The iPhone and iPad are fundamentally changing the software business.
One of the most remarkable things is how easily these iDevices are making us slip from one software universe to another one: from computers dominated by software from Microsoft, Adobe and Apple to portable devices dominated by, well, no one in particular.
I am finding myself spending more and more time inside applications written by tiny companies or even just one person. My time on the iPad is spent on the Twitter App (before that on Osfoora fo Twitter, written by Said Marouf, an Arab iPhone developer who resides in the US), GoodReader, the amazing all purpose PDF/document reader (developed by Russian iWizard Yuri Selukoff), Pulse, the amazing RSS reader (developed by Ankit Gupta and Akshay Kothari, two Indian-born Stanford students).

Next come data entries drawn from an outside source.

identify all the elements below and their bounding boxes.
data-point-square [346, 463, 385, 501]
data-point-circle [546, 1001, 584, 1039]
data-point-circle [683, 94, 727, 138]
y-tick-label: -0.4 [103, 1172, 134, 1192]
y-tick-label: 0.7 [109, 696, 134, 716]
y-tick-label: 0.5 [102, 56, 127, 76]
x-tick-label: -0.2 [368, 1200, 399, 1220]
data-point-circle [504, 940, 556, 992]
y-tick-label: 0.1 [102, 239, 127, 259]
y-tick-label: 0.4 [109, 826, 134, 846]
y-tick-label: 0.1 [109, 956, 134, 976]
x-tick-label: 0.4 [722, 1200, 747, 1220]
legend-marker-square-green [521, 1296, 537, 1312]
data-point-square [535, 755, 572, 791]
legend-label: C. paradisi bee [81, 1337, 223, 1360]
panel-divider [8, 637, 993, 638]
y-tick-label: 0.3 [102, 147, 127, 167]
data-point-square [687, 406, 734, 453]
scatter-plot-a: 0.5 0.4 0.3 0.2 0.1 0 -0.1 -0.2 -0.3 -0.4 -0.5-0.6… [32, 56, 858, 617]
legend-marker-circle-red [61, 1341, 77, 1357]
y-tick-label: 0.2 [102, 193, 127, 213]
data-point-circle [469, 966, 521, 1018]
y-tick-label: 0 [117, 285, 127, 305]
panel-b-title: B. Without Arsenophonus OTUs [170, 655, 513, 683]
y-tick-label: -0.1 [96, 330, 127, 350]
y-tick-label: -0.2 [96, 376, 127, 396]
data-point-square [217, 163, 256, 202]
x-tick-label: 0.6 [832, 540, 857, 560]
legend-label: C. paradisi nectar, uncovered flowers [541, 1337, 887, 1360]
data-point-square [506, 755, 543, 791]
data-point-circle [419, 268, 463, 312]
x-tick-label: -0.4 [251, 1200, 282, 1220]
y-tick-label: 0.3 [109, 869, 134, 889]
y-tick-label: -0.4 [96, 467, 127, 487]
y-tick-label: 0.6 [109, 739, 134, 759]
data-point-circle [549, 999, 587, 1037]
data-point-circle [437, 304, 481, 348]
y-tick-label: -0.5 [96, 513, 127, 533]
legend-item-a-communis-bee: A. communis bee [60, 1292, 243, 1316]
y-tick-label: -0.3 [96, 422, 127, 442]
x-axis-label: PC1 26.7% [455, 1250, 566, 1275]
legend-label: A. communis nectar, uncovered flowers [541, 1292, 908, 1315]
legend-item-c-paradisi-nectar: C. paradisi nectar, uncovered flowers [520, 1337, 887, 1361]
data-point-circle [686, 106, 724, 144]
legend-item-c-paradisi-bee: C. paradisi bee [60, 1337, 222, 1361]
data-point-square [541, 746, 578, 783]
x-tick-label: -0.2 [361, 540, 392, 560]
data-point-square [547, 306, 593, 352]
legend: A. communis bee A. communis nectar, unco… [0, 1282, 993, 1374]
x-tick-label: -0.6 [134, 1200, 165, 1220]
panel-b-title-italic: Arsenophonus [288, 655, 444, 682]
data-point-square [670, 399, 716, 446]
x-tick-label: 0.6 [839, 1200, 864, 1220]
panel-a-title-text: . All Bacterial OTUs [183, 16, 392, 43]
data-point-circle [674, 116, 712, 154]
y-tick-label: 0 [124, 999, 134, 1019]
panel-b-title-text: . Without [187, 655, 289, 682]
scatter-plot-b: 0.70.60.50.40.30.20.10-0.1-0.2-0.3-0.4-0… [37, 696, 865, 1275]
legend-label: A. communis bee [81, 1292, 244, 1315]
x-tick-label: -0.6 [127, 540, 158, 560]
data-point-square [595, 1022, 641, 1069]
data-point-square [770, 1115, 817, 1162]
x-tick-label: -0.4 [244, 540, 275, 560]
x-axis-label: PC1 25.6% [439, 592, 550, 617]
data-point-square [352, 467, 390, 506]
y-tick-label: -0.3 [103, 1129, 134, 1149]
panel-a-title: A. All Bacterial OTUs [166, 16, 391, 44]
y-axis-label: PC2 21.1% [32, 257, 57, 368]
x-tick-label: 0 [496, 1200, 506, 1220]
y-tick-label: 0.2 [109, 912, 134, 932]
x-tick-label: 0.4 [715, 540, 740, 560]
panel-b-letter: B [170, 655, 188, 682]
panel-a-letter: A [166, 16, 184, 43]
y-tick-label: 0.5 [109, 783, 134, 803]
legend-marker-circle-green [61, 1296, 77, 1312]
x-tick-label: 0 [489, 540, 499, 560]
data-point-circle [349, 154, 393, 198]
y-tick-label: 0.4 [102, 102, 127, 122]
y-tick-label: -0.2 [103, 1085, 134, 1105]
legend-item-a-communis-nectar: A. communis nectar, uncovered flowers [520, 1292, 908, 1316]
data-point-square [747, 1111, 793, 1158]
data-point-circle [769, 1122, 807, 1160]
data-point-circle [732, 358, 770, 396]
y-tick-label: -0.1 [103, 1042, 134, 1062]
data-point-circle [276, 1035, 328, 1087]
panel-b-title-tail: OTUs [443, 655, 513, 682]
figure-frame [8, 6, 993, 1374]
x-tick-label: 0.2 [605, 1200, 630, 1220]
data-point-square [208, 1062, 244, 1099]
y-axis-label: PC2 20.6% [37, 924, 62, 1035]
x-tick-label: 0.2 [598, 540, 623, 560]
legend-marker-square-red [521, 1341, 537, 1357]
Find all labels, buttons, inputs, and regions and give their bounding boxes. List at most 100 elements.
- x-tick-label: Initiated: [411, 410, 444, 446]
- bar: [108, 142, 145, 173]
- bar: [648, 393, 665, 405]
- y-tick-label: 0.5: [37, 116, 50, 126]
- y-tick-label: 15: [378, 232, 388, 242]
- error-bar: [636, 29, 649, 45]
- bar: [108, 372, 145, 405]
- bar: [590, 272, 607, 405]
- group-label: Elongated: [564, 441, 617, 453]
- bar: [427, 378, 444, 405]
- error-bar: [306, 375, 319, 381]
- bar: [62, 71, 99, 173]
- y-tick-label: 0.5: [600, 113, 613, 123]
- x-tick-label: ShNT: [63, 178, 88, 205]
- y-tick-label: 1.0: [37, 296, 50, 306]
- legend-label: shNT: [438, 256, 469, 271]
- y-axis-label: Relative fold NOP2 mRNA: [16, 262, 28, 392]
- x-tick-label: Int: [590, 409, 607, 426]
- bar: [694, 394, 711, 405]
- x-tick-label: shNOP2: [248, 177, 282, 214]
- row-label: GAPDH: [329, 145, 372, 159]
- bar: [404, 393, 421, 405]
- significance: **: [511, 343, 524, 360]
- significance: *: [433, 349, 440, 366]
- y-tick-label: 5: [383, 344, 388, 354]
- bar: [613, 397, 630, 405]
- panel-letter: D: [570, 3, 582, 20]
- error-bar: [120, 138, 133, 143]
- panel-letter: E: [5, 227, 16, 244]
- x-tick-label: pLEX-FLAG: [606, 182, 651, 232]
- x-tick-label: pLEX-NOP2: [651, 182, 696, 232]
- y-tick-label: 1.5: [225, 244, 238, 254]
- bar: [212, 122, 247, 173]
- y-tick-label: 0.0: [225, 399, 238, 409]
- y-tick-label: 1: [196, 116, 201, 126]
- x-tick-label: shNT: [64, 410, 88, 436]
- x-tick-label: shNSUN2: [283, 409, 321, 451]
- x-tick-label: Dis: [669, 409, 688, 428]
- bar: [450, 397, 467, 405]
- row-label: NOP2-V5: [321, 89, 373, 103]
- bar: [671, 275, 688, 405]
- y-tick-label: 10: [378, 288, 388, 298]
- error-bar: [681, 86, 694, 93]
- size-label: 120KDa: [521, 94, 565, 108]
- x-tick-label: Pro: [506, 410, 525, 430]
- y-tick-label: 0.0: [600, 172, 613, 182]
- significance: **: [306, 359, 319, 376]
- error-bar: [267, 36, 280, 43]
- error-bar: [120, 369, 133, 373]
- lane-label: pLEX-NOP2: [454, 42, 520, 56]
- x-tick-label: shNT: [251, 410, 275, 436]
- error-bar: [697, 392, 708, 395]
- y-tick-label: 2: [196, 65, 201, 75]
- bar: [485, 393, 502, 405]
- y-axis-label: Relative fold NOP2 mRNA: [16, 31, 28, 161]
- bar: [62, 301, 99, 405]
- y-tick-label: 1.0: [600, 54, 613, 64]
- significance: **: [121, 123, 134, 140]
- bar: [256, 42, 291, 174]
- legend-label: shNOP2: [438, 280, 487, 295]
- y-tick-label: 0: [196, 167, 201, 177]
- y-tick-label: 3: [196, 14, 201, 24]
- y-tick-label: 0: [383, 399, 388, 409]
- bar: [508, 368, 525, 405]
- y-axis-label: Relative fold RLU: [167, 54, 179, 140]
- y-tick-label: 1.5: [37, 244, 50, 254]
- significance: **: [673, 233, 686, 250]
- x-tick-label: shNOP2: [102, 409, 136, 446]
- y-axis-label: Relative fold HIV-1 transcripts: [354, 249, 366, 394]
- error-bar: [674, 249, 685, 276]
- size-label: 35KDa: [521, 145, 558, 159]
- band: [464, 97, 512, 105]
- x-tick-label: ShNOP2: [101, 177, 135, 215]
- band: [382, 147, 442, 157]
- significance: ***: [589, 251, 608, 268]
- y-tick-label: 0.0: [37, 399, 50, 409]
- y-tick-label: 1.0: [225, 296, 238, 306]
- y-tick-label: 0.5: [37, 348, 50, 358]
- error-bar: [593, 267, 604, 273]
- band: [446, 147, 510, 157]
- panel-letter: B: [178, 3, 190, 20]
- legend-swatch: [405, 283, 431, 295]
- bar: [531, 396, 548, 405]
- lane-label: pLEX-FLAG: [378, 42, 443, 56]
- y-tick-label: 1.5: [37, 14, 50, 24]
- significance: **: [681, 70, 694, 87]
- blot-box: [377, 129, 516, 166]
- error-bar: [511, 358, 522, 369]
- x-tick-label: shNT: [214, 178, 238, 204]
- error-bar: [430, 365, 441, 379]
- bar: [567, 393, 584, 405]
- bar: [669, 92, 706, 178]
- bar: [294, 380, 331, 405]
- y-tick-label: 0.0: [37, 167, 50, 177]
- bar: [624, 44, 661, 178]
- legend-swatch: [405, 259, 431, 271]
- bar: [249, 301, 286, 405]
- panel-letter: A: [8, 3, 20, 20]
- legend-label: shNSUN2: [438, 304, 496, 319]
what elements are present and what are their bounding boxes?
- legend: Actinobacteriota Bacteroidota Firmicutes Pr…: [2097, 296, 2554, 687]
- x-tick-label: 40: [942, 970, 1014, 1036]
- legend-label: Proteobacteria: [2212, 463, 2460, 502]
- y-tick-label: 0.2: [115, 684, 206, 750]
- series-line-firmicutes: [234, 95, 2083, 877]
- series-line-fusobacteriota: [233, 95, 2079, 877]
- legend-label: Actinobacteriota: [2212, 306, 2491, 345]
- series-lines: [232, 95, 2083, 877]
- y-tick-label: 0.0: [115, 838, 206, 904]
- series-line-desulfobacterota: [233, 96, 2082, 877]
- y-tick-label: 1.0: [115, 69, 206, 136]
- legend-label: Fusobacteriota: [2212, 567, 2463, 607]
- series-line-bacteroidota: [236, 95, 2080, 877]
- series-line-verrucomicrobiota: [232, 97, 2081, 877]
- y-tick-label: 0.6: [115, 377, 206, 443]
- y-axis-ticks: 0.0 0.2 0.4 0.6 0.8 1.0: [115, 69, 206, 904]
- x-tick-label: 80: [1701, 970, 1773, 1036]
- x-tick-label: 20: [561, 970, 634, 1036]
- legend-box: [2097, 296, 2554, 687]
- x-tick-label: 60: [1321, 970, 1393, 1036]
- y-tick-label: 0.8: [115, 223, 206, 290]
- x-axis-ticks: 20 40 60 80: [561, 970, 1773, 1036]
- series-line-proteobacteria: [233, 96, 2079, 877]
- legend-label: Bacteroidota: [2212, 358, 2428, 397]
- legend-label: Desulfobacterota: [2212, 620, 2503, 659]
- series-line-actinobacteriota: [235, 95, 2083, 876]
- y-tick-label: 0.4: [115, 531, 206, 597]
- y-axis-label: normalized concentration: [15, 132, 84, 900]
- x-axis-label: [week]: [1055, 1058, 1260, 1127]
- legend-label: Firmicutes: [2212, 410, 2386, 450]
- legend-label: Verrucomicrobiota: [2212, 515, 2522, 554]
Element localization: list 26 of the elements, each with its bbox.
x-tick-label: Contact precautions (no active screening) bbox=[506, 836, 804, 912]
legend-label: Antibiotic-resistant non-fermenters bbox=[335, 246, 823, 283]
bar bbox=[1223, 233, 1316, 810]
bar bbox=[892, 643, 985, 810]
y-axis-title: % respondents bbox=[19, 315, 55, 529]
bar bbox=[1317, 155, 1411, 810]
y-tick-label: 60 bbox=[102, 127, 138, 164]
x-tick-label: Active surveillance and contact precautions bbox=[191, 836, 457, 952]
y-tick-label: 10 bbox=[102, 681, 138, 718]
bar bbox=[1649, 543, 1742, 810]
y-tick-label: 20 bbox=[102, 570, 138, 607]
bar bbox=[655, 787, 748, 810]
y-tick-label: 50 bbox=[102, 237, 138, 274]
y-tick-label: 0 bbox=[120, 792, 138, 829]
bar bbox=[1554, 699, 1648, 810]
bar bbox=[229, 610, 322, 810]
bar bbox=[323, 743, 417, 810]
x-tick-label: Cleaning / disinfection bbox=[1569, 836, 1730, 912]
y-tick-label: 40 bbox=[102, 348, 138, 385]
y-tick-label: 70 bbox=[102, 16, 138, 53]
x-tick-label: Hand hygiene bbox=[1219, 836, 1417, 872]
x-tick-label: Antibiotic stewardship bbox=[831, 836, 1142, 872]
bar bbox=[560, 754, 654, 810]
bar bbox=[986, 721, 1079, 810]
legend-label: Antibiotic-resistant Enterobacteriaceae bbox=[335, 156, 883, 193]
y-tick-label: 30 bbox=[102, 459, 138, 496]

Are you noticing the trend here?
The iSoftware revolution is totally international. It is software globalization taken to an extreme.
That’s why I shouldn’t have been so surprised yesterday when, after digging around in the updated version of 2Do, my chosen To-Do app, that it came from Saudi Arabia!
2Do is an extremely capable and elegantly designed app. The iPad version which just came out takes it to new levels. And it turns out to be the result of a collaboration between Saudi developer Guided Ways and a Saudi digital designer who goes by the name Bandar. Perhaps the most well known iApp of Arab origin is Weather HD from Egyptian development firm Vimov, who have achieved star status on the global iPhone and iPad development stage, with their products reviewed by the likes of the New York TImes, PC World and Ars Technica.
So despite the the fact that Apple App Store is highly controlled and centralized, it has truly flattened the world of software development. Yes of course I use Safari, Google Earth and Adobe Ideas on the iPad, but most of my usage time goes to the above-mentioned apps from companies or developers that no one has heard of just a few years or even few months ago.
With Android rising and other mobile platforms emulating Apple’s success, we can only expect more exciting developments in this field. We are still at the beginning of the mobile app revolution.
And Arabia can have its place on this new map of mobile software, as evidenced by the examples I mentioned and many others that I haven’t even heard of.